Multimodal Models · Suman Bhadra Notes

Same transformer, new senses

How does the model that completes your sentences also describe your photos? The trick is almost embarrassingly simple: a transformer never cared what a token means. It just takes a sequence of vectors and lets attention work out the relationships. An LLM turns text into vectors through an embedding table — but nothing says the vectors have to come from text. If you can turn an image, a sound, or a video frame into token-like vectors, the exact same architecture can read it.

So the whole field of multimodal models boils down to one engineering question: how do you tokenize things that aren't words?

Images become tokens

The standard answer for images is the Vision Transformer (ViT) recipe: chop the image into a grid of small patches — say 16×16 pixels each — flatten every patch into one vector, and add a position embedding so the model knows where each patch sat. A 224×224 photo becomes a sequence of 196 patch vectors, and from the transformer's point of view that's just a 196-token "sentence". A vision encoder then refines those patches into image tokens that carry meaning, not just raw pixel values.

It's a real break from how CNNs saw images — sliding small filters and building up features layer by layer — whereas a ViT treats patches like words and lets attention relate any patch to any other in a single step.

Gluing vision onto a language model

Vision encoder CLIP-style

Usually pretrained contrastively on millions of image–text pairs, so its image features already line up with language.

Projector small adapter

A tiny MLP that maps image tokens into the LLM's embedding space. Often the only freshly-trained part.

One transformer shared

Image tokens and text tokens flow through the same model — your words can attend directly to patches.

This three-piece recipe — popularized by LLaVA — is how most open vision-language models are built: take a strong vision encoder, take a strong LLM, train a small projector to bridge them, then fine-tune on image-question-answer data. Newer families like Llama 4 go further and are natively multimodal — trained on interleaved image and text from early on — while others like Gemma 3 bake a (frozen) vision encoder into pretraining rather than gluing it on afterwards.

From pixels to tokens to answers

Watch a photo get sliced into patches, encoded into image tokens, and concatenated with a text question into one sequence through one transformer — then see audio and video join the very same pipeline.

Understanding vs generating

Reading images encoder path

VQA, OCR, chart and screenshot reading: encode the image into tokens, generate text about it.

Making images diffusion

Generation is usually a separate diffusion model steered by text conditioning — the LLM reads, diffusion paints.

Audio & video same trick

Audio becomes spectrogram patches; video becomes per-frame patch tokens. Tokenize it, and the model can read it.

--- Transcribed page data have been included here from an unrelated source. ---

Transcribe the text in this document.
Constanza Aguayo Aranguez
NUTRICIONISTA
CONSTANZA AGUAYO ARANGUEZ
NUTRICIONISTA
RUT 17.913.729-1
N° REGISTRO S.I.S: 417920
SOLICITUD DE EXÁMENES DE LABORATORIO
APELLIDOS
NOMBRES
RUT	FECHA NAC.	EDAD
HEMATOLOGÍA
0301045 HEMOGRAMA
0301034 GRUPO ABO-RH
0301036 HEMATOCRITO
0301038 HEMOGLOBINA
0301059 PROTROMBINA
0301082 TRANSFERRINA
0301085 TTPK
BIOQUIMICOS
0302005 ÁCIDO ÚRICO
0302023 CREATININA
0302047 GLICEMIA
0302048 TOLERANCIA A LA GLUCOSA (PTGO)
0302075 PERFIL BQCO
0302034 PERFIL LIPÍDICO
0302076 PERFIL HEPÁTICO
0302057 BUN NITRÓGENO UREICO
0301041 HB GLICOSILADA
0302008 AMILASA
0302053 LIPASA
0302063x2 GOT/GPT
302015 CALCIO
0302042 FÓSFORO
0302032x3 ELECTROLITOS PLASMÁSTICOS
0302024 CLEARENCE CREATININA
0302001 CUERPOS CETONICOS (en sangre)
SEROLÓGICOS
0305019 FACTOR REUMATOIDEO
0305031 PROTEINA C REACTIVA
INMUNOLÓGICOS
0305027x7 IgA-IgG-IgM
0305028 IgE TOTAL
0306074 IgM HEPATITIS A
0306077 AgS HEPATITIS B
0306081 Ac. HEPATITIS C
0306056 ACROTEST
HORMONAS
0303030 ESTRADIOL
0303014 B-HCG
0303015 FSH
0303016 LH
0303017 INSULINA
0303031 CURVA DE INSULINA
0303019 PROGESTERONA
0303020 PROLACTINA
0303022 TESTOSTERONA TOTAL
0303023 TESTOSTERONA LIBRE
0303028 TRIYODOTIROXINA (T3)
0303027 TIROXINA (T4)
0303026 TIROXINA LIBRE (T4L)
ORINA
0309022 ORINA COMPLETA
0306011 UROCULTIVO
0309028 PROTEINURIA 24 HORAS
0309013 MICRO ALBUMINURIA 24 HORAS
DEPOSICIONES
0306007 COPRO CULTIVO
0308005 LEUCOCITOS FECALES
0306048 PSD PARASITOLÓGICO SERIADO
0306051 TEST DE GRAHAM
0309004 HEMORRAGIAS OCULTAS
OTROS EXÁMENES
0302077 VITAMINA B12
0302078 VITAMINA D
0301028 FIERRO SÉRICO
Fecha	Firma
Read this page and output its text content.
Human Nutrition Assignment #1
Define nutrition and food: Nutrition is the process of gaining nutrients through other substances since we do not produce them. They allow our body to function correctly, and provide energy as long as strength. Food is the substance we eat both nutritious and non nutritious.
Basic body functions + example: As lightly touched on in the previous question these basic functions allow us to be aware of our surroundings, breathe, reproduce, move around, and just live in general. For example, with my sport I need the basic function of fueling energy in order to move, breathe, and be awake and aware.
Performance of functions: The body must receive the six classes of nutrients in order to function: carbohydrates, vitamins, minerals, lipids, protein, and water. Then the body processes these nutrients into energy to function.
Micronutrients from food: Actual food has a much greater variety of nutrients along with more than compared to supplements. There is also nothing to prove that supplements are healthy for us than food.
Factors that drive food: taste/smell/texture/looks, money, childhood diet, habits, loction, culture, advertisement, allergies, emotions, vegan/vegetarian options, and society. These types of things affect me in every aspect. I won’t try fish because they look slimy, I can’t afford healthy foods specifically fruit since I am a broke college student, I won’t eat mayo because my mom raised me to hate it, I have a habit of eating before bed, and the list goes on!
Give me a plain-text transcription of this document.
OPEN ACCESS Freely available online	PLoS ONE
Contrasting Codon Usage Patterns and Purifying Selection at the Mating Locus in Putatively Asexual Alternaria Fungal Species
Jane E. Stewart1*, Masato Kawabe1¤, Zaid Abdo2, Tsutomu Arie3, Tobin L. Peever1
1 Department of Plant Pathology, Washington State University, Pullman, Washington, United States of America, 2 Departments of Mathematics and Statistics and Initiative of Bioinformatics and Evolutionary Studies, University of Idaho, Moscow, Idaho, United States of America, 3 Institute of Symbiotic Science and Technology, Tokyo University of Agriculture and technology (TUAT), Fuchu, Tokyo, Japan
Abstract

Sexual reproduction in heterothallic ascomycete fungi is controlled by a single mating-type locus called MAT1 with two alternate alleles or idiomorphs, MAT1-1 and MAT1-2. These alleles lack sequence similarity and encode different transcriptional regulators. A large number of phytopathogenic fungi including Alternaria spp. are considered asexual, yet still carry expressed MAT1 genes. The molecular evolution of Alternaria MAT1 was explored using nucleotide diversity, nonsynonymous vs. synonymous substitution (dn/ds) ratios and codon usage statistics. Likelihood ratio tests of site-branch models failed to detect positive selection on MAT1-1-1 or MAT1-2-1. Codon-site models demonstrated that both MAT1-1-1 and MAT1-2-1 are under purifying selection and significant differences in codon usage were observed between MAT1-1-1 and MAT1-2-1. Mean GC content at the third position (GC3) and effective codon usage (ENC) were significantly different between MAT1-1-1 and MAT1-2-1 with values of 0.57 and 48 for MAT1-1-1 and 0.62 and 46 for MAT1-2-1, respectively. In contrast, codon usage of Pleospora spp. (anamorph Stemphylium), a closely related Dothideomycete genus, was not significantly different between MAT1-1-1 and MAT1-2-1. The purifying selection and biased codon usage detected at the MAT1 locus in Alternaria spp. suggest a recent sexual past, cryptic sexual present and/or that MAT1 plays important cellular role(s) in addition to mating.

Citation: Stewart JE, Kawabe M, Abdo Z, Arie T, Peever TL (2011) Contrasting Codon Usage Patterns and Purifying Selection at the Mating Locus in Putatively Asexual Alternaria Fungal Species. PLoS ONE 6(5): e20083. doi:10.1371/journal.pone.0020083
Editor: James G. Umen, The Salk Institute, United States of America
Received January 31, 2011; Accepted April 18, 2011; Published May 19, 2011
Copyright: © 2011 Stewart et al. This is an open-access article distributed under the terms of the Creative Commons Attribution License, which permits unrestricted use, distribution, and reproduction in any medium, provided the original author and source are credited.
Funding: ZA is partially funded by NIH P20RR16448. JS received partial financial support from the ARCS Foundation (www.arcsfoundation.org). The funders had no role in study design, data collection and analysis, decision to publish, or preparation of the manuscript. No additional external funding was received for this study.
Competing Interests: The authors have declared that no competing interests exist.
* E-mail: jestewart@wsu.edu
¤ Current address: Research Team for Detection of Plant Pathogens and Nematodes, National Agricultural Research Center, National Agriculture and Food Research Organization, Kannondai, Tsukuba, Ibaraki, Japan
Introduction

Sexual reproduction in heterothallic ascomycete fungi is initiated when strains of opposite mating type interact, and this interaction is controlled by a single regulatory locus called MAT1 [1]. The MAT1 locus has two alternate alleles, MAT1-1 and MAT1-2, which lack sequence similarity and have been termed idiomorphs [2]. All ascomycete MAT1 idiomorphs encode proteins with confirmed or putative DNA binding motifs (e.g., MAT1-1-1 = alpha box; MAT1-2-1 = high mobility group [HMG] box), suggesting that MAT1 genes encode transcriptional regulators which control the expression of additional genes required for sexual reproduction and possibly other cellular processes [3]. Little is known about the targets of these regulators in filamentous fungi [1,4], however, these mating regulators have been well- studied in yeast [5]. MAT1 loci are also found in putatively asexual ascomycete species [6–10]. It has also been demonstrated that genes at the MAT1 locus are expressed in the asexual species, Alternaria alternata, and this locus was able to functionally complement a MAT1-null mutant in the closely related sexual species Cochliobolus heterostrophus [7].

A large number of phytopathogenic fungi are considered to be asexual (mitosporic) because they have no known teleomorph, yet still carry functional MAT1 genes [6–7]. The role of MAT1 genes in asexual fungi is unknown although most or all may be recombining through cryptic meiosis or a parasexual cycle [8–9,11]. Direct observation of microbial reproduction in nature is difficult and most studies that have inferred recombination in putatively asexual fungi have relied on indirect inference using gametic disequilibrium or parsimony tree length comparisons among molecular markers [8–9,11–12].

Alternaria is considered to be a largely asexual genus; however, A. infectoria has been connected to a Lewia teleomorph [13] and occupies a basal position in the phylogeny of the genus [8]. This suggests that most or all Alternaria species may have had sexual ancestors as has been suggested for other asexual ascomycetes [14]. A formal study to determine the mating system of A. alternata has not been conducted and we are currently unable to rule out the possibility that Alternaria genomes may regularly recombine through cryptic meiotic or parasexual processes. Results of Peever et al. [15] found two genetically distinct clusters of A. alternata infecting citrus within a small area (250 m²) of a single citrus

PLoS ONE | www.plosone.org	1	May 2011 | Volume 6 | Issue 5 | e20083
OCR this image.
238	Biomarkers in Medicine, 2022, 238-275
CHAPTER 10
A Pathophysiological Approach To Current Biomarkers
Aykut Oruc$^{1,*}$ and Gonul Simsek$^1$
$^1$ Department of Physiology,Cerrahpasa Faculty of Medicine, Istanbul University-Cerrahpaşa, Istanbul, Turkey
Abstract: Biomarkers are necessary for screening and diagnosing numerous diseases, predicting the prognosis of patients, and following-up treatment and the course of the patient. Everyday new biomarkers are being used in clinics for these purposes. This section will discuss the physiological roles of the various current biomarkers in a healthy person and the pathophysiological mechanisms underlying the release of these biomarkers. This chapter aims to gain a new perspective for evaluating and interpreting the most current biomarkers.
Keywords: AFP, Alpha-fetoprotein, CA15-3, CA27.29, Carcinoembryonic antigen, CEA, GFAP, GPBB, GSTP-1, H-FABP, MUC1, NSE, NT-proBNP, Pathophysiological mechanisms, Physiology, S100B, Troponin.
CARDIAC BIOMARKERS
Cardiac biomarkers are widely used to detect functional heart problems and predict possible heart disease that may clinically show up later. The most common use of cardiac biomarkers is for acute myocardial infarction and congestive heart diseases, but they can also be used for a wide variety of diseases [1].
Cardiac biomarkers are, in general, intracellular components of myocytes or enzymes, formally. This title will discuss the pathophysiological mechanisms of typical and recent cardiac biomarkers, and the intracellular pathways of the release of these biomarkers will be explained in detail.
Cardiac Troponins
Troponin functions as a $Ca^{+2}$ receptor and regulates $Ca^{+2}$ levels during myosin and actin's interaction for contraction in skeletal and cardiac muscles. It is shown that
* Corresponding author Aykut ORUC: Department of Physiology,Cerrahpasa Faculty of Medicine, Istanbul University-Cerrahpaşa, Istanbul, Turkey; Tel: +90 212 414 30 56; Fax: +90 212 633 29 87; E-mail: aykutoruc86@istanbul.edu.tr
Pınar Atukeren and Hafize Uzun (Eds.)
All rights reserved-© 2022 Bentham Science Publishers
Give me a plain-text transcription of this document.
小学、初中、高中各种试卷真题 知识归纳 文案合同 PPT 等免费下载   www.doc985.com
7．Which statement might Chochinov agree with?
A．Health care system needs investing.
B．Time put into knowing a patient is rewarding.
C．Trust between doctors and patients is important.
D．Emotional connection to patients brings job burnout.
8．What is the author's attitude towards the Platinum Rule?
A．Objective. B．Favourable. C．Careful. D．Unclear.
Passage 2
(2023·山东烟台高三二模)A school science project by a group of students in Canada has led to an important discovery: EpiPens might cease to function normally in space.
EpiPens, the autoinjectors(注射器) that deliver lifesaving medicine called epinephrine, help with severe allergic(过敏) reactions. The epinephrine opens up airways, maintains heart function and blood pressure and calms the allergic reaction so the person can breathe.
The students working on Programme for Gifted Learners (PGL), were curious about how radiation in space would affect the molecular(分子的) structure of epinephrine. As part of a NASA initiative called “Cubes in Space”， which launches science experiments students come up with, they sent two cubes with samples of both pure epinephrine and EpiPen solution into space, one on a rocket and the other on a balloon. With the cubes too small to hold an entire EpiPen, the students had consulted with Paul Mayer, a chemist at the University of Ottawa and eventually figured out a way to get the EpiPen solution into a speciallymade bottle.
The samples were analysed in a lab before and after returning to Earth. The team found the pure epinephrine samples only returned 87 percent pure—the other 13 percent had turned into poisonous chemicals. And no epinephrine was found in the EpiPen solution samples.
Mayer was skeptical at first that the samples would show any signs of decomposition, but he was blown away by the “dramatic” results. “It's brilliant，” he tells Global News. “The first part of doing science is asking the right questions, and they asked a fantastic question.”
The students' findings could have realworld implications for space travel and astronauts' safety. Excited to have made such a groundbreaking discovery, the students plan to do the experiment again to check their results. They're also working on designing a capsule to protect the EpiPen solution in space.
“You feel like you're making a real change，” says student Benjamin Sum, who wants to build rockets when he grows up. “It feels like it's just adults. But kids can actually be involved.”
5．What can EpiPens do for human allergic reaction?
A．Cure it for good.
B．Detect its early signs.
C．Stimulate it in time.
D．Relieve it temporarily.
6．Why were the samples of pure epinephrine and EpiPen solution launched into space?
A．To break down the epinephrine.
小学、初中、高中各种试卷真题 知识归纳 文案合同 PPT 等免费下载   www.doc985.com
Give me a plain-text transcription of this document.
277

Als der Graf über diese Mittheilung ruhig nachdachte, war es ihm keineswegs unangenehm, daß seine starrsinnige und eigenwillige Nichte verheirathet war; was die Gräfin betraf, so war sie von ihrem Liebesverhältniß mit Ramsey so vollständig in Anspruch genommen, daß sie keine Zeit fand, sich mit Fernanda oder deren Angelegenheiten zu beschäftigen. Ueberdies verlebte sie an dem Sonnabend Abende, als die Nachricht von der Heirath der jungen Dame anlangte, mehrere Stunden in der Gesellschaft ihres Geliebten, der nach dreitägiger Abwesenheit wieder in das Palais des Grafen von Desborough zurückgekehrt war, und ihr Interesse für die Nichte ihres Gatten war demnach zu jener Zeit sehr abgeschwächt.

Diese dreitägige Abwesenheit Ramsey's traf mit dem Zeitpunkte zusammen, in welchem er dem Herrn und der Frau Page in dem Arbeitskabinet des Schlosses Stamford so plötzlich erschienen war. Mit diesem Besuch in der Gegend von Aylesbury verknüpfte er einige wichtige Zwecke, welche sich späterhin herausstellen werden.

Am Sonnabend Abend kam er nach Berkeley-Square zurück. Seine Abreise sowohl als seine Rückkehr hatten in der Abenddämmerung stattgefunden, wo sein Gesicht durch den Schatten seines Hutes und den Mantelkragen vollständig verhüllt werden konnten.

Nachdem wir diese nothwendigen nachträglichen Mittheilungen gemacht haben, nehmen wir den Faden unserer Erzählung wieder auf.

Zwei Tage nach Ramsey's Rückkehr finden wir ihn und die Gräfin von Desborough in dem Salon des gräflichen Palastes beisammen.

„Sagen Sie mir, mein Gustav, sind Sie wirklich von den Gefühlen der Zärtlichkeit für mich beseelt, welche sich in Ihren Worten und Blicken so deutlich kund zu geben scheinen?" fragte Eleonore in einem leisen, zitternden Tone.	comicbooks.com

Unified "any-to-any" models that both read and generate every modality inside one network do exist, but the split design — encoder for understanding, diffusion for generation — is still the workhorse.

The honest catches

Images are expensive tokens

A single detailed image can cost hundreds to thousands of tokens — a few screenshots can eat a context window alarmingly fast. And fine visual details still trip models: tiny text, counting objects, precise spatial relations. Higher resolution helps but multiplies the token bill, so every VLM picks a point on the resolution vs token-budget tradeoff — many tile large images into multiple crops, paying for each one.